Presiding Officer of the Tobago House of Assembly
- In office April 2016 – January 2017
- Preceded by: Kelvin Charles
- Succeeded by: Denise Tsoiafatt Angus
- In office December 2019 – September 2020
- Preceded by: Denise Tsoiafatt Angus
- Succeeded by: Oswald Williams

= Vanessa Cutting-Thomas =

Former Tobagonian politician

Vanessa Cutting-Thomas is a Tobagonian politician who formerly served as Presiding Officer of the Tobago House of Assembly (THA). She served as a clerk to the Tobago House of Assembly before becoming Presiding Officer from April 2017 to January 2017, and again from December 2019 to September 2020. Cutting-Thomas is a member of the People's National Movement party.

==Political career==
Before her appointment as the Presiding Officer of the Tobago House of Assembly, Cutting-Thomas served as a clerk to the THA from 2009 to 2013 under the Assembly Legislature Secretariat.

From April 28, 2016 to January 26, 2017, Cutting-Thomas was the Presiding Officer of the Tobago House of Assembly. She replaced previous Presiding Officer Kelvin Charles, who had resigned.

In December 2019, she was re-appointed as presiding officer, succeeding Denise Tsoiafatt Angus, who had held the position for two and a half years. She was nominated for the position by Chief Secretary Kelvin Charles, who she had replaced in her first term in the position. As Presiding Officer, she earned a salary of $20,890.
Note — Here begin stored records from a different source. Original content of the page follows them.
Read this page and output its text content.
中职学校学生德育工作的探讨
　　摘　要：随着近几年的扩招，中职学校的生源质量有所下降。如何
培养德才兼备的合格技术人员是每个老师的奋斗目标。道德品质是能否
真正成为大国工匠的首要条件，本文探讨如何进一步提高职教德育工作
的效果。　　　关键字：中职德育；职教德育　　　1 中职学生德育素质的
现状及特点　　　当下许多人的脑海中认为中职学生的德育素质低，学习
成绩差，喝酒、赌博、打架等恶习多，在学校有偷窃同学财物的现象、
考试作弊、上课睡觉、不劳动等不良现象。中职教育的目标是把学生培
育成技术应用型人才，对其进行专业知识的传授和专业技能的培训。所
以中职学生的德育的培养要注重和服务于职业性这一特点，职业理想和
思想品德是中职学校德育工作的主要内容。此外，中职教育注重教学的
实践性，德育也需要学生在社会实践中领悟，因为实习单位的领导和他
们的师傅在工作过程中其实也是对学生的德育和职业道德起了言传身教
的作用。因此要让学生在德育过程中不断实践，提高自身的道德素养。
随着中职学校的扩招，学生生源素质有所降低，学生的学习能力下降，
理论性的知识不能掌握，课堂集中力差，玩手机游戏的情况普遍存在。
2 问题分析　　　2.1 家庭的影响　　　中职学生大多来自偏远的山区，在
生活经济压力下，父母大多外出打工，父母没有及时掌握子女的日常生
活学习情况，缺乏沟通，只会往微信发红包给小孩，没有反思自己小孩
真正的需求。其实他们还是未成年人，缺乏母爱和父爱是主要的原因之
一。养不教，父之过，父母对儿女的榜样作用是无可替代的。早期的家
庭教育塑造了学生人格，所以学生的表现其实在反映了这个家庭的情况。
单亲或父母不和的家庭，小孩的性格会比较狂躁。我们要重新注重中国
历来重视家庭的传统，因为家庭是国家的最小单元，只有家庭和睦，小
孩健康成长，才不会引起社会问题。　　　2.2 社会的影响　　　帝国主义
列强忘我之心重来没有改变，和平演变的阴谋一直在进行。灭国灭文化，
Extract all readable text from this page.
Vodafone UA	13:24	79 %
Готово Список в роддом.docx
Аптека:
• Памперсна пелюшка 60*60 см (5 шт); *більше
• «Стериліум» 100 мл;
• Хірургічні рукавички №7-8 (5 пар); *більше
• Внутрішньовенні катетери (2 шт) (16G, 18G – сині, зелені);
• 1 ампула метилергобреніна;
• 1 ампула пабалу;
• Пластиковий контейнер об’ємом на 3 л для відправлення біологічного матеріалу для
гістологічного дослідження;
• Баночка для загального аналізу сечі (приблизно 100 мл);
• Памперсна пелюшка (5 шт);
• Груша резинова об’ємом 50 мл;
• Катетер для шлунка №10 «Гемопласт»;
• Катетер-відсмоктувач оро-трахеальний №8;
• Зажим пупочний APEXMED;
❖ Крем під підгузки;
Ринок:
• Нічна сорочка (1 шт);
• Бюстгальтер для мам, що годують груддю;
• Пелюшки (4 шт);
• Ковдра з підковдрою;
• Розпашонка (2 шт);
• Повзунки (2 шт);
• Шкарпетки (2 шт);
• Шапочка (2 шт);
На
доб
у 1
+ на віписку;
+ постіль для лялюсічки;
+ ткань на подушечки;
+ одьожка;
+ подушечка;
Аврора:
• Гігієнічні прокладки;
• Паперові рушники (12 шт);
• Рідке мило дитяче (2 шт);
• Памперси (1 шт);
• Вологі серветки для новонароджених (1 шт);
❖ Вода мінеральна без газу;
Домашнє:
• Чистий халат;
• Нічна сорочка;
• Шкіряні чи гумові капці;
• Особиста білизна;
In May 2020, Cutting-Thomas administered the oath of office to new Chief Secretary Ancil Dennis, a move which faced legal opposition from then-Minority Leader Watson Duke. The position had opened up when Kelvin Charles vacated the role, leaving Cutting-Thomas to call a special sitting and the elected assembly would vote on who would replace him.

In response to the COVID-19 pandemic, Cutting-Thomas swore in Tracy Davidson-Celestine as a councillor in the Tobago House of Assembly and assigned her the portfolio of Secretary in the Division of Health, Wellness, and Family Development.

In October 2020, she was succeeded by Oswald Williams after stepping down from the role the month before.

Cutting-Thomas is a member of the People's National Movement party.